ぼんやりと、もやがかかったような思考の中で考える。
目は、開かなかった。
周りを見渡すこともできない。
ただ、自分はどこかよく分からない場所にいる。
それだけは分かった。

だって、私は死んだのだから。

死に損なっているのだとしたら、私は病院のベッドにでもいるのだろう。
だが、私は確実に死んだはずだ。
相当な高さの建物から、コンクリートの地面に向けて飛び降りて自殺を図ったのだから、死んでいなくてはおかしい。

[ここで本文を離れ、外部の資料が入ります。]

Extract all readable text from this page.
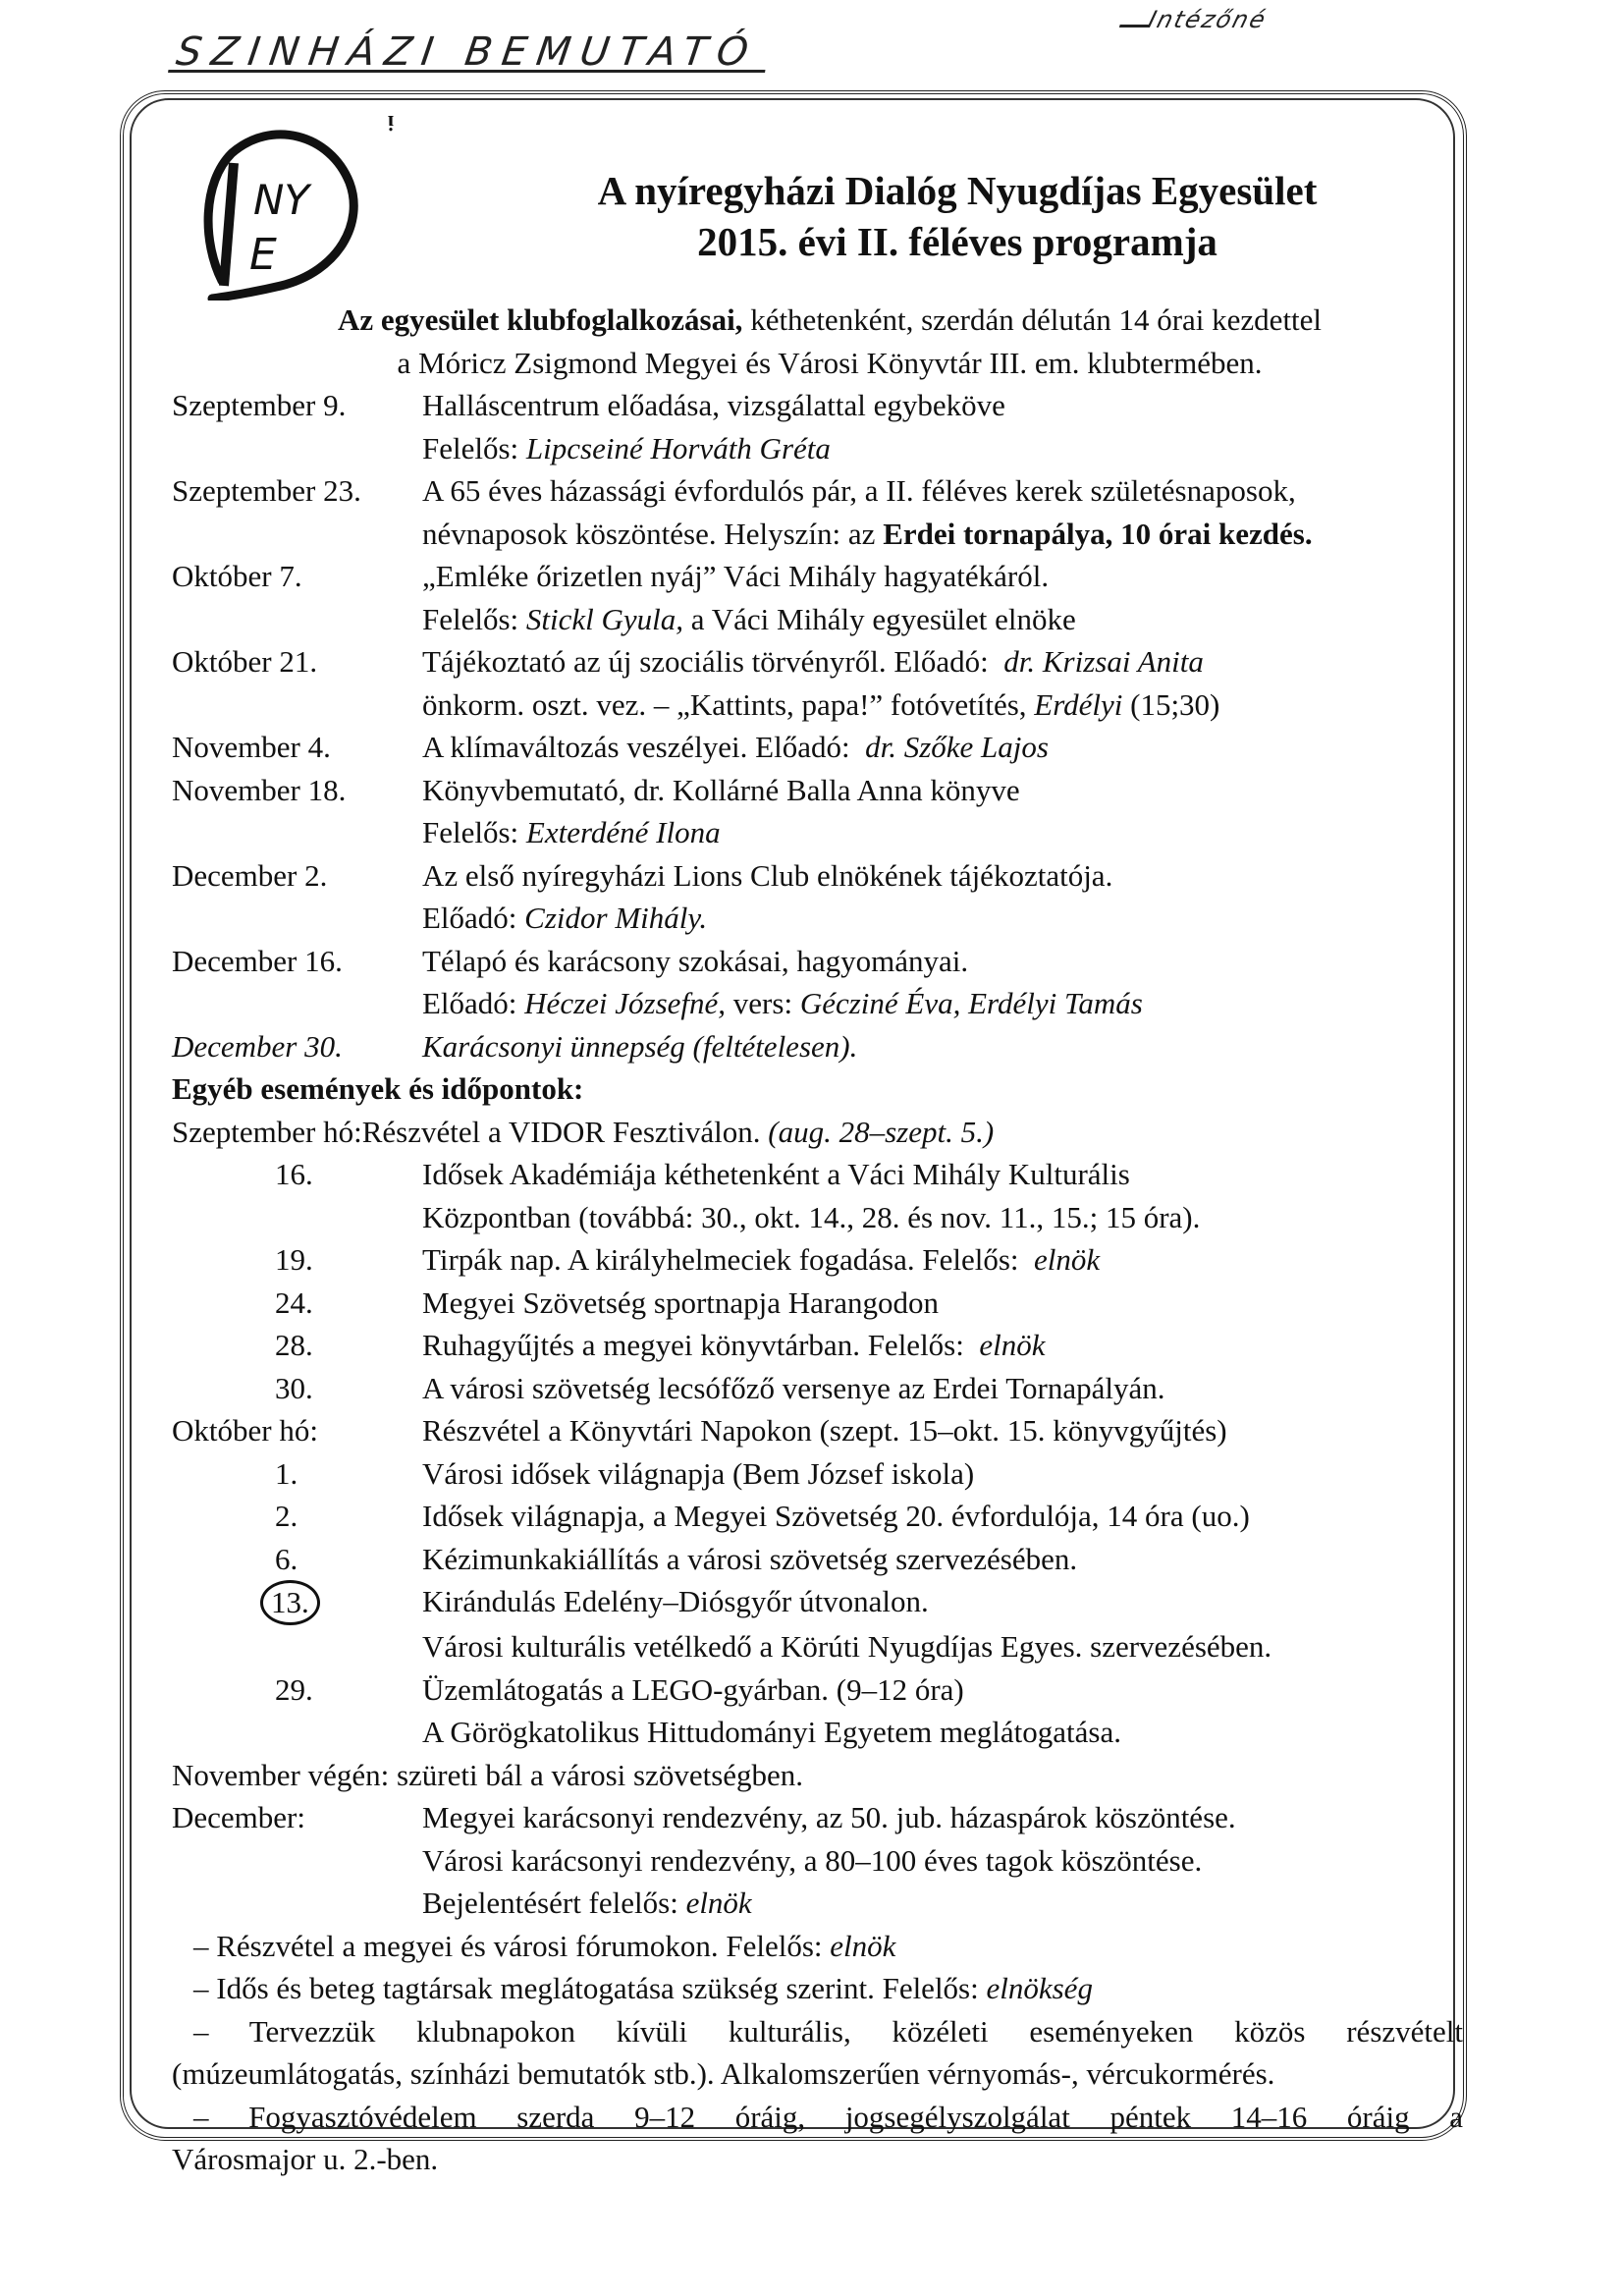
SZINHÁZI BEMUTATÓ
Intézőné
ᴉ
NY
E
A nyíregyházi Dialóg Nyugdíjas Egyesület
2015. évi II. féléves programja
Az egyesület klubfoglalkozásai, kéthetenként, szerdán délután 14 órai kezdettel
a Móricz Zsigmond Megyei és Városi Könyvtár III. em. klubtermében.
Szeptember 9.	Halláscentrum előadása, vizsgálattal egybeköve
Felelős:
Lipcseiné Horváth Gréta
Szeptember 23.	A 65 éves házassági évfordulós pár, a II. féléves kerek születésnaposok,
névnaposok köszöntése. Helyszín: az
Erdei tornapálya, 10 órai kezdés.
Október 7.	„Emléke őrizetlen nyáj” Váci Mihály hagyatékáról.
Felelős:
Stickl Gyula,
a Váci Mihály egyesület elnöke
Október 21.	Tájékoztató az új szociális törvényről. Előadó:  dr. Krizsai Anita
önkorm. oszt. vez. – „Kattints, papa!” fotóvetítés,
Erdélyi
(15;30)
November 4.	A klímaváltozás veszélyei. Előadó:  dr. Szőke Lajos
November 18.	Könyvbemutató, dr. Kollárné Balla Anna könyve
Felelős:
Exterdéné Ilona
December 2.	Az első nyíregyházi Lions Club elnökének tájékoztatója.
Előadó:
Czidor Mihály.
December 16.	Télapó és karácsony szokásai, hagyományai.
Előadó:
Héczei Józsefné,
vers:
Gécziné Éva, Erdélyi Tamás
December 30.	Karácsonyi ünnepség (feltételesen).
Egyéb események és időpontok:
Szeptember hó: Részvétel a VIDOR Fesztiválon.
(aug. 28–szept. 5.)
16.	Idősek Akadémiája kéthetenként a Váci Mihály Kulturális
Központban (továbbá: 30., okt. 14., 28. és nov. 11., 15.; 15 óra).
19.	Tirpák nap. A királyhelmeciek fogadása. Felelős:  elnök
24.	Megyei Szövetség sportnapja Harangodon
28.	Ruhagyűjtés a megyei könyvtárban. Felelős:  elnök
30.	A városi szövetség lecsófőző versenye az Erdei Tornapályán.
Október hó:	Részvétel a Könyvtári Napokon (szept. 15–okt. 15. könyvgyűjtés)
1.	Városi idősek világnapja (Bem József iskola)
2.	Idősek világnapja, a Megyei Szövetség 20. évfordulója, 14 óra (uo.)
6.	Kézimunkakiállítás a városi szövetség szervezésében.
13.	Kirándulás Edelény–Diósgyőr útvonalon.
Városi kulturális vetélkedő a Körúti Nyugdíjas Egyes. szervezésében.
29.	Üzemlátogatás a LEGO-gyárban. (9–12 óra)
A Görögkatolikus Hittudományi Egyetem meglátogatása.
November végén: szüreti bál a városi szövetségben.
December:	Megyei karácsonyi rendezvény, az 50. jub. házaspárok köszöntése.
Városi karácsonyi rendezvény, a 80–100 éves tagok köszöntése.
Bejelentésért felelős:
elnök
– Részvétel a megyei és városi fórumokon. Felelős:
elnök
– Idős és beteg tagtársak meglátogatása szükség szerint. Felelős:
elnökség
– Tervezzük klubnapokon kívüli kulturális, közéleti eseményeken közös részvételt
(múzeumlátogatás, színházi bemutatók stb.). Alkalomszerűen vérnyomás-, vércukormérés.
– Fogyasztóvédelem szerda 9–12 óráig, jogsegélyszolgálat péntek 14–16 óráig a
Városmajor u. 2.-ben.
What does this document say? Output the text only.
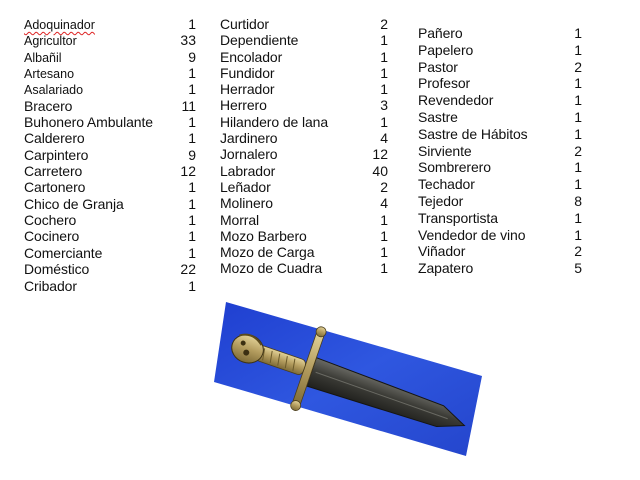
Adoquinador	1
Agricultor	33
Albañil	9
Artesano	1
Asalariado	1
Bracero	11
Buhonero Ambulante	1
Calderero	1
Carpintero	9
Carretero	12
Cartonero	1
Chico de Granja	1
Cochero	1
Cocinero	1
Comerciante	1
Doméstico	22
Cribador	1
Curtidor	2
Dependiente	1
Encolador	1
Fundidor	1
Herrador	1
Herrero	3
Hilandero de lana	1
Jardinero	4
Jornalero	12
Labrador	40
Leñador	2
Molinero	4
Morral	1
Mozo Barbero	1
Mozo de Carga	1
Mozo de Cuadra	1
Pañero	1
Papelero	1
Pastor	2
Profesor	1
Revendedor	1
Sastre	1
Sastre de Hábitos	1
Sirviente	2
Sombrerero	1
Techador	1
Tejedor	8
Transportista	1
Vendedor de vino	1
Viñador	2
Zapatero	5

(……死んでいなかったら、私は人間ではないだろうな)

などと頭に浮かんで、変なことを考えるものだ、と鼻で笑う。
私は確実に人間で、人間だからこそ自殺をした。
人間でないはずもなく、死んでないはずもない。
前者は私にとっては当たり前のことだが、どちらも確信していた。

だからこそ、今いる空間が死後のものであることも分かる。
俗にいう天国や地獄というものだろう。

(……自殺したら、地獄に行くんだったっけ)

だんだんと、意識が遠のいていくのが分かった。
きっと、本当に死ぬ時が来たのだ。
意思さえもなくなって、消滅するのだろう。
もしも、天国や地獄のような世界があれば別だが。

(それはちょっと、面倒かもなあ)

その思考を最後に、私の意識はぷつりと途切れた。